Through vigorous debate and discussion, your organization’s mission should be crafted, amended, or re-affirmed each year. In large organizations, this process may be conducted by representatives. In small organizations, it may be conducted with the entire general body. As a leader, your goal is to facilitate input and guide construction. This is the first challenge of balance. Push your members to achieve new heights, but ensure your goals are realistic. Drive the conversation forward, but don’t take it over.
When building a mission statement, start by thinking about who you want in the meeting. If your organization has 10 or fewer members, all members should be involved. If your organizations has more than 10 members, you’ll need to select representatives who will provide insight and defend the interests of most, if not all, members of your organization. Since the majority of your members will need to ratify your mission, representatives should be respected members of the organization who have a broad array of ideas and constituents. Ideally, you’ll be able to divide your organization into sections. A small business consulting group might have the following types of members: data analysts, consultants, and project managers. A speech and debate organization might have different categories: speech competitors, debate competitors, acting competitors, administrators. Your elected and appointed board members should be included in the mission meeting; if there’s a section of constituents not represented by an existing board member, a member should be elected or selected who is knowledgeable about the interests of that section.
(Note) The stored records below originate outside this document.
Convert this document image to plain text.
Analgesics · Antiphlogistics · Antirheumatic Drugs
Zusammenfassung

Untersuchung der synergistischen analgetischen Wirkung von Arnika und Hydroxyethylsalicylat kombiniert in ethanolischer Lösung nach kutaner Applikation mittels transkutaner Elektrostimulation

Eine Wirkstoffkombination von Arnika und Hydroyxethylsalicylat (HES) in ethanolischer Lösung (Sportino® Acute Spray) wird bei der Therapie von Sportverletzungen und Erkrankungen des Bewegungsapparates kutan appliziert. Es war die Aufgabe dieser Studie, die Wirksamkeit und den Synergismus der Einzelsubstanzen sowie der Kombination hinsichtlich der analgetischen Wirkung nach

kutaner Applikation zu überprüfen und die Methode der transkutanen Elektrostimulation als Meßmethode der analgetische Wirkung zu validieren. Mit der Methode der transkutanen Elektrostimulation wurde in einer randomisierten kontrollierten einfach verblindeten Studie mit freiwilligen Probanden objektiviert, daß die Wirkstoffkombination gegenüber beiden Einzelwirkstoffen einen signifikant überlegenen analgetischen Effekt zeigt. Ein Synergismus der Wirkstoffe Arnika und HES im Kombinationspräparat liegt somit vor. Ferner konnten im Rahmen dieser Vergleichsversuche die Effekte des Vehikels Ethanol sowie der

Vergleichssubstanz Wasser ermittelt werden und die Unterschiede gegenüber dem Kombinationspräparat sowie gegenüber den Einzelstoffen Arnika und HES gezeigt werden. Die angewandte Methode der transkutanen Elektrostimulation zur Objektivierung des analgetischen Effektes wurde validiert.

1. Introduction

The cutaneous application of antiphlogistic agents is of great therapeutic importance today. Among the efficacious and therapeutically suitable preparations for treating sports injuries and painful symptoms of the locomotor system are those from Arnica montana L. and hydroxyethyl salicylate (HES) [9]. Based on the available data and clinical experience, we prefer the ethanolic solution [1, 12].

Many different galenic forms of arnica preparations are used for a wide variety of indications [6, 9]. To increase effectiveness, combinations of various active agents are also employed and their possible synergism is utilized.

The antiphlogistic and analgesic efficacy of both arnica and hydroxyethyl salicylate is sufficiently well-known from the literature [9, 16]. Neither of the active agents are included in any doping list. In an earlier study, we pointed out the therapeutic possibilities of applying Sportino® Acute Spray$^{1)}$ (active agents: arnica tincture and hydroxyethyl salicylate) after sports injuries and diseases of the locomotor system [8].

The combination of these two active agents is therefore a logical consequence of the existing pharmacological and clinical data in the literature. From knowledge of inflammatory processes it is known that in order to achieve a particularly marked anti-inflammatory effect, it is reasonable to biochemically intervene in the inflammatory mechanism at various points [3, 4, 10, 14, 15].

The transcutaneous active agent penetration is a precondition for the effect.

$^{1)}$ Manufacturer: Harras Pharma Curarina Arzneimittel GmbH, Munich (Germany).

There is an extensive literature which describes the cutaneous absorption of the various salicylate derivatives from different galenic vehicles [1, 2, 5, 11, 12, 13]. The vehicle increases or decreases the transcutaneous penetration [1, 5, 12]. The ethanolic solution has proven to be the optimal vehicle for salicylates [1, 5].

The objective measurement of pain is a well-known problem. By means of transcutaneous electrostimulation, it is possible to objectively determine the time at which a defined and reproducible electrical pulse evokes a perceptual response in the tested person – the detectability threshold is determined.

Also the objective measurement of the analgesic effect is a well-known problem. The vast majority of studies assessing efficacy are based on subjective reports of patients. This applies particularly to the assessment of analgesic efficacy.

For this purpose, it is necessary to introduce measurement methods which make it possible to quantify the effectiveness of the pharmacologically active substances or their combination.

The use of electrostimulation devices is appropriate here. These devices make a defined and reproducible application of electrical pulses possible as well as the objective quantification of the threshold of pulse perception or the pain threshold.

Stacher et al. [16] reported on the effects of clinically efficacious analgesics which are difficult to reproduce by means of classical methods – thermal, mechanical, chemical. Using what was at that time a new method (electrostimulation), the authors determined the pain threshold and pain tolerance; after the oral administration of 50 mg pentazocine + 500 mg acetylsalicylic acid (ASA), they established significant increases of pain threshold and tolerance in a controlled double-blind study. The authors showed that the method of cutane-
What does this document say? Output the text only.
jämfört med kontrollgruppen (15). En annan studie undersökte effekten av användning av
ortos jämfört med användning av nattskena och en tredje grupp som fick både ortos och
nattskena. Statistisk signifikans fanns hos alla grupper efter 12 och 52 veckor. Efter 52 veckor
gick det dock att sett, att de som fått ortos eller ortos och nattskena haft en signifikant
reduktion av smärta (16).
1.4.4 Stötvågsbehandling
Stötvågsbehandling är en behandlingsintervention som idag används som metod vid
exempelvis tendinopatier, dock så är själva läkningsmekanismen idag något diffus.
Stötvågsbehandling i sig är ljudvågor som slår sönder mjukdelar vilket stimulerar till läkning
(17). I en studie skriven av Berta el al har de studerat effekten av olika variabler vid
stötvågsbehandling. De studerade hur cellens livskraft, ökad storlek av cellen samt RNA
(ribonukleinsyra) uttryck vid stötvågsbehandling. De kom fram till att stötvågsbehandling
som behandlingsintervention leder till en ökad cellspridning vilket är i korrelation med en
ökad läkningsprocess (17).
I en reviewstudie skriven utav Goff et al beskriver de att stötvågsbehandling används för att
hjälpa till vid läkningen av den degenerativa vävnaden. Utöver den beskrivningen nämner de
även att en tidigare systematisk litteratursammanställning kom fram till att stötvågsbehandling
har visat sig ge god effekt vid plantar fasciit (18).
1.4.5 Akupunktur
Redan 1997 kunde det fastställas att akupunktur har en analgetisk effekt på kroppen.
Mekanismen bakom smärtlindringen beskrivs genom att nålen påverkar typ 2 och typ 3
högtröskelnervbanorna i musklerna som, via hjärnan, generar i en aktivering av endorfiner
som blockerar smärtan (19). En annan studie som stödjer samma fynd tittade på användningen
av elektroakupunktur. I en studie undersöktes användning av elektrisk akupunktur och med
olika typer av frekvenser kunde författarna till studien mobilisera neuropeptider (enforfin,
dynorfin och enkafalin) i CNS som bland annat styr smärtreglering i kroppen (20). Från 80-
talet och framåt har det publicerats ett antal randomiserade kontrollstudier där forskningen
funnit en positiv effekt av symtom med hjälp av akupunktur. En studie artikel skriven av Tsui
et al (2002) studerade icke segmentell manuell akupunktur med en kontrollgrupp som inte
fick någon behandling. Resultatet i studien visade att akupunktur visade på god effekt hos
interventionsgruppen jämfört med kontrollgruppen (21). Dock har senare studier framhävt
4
You should ask all participants to arrive at the mission statement meeting with a pre-written statement and a list of possible activities that are necessary to accomplish the mission. Before the meeting starts, you should send out an agenda containing areas that must be covered. Once the mission meeting begins, start with the points of consensus before moving to the points of contention. Members are more willing to compromise and negotiate once they’ve built a sense of camaraderie. Go through the suggested mission statements and identify common themes. Once you’ve gone through all areas where there is consensus, move on to the more contentious ideas focusing first on ideas that are either most popular or will affect the largest number of members. At this point, your role as leader is both to provide your own input and guide the discussion. Advocates and detractors should both be given time to speak and debate. Ensure that only one person is speaking at a time. A group of gobbling chickens is incomprehensible. So too are members who speak over each other. All member should be contributing. If needed, call on quieter members to give their input. If a discussion gets to a point where arguments are not progressing and members continue to disagree, make a decision, adjourn for another day, or call for a vote.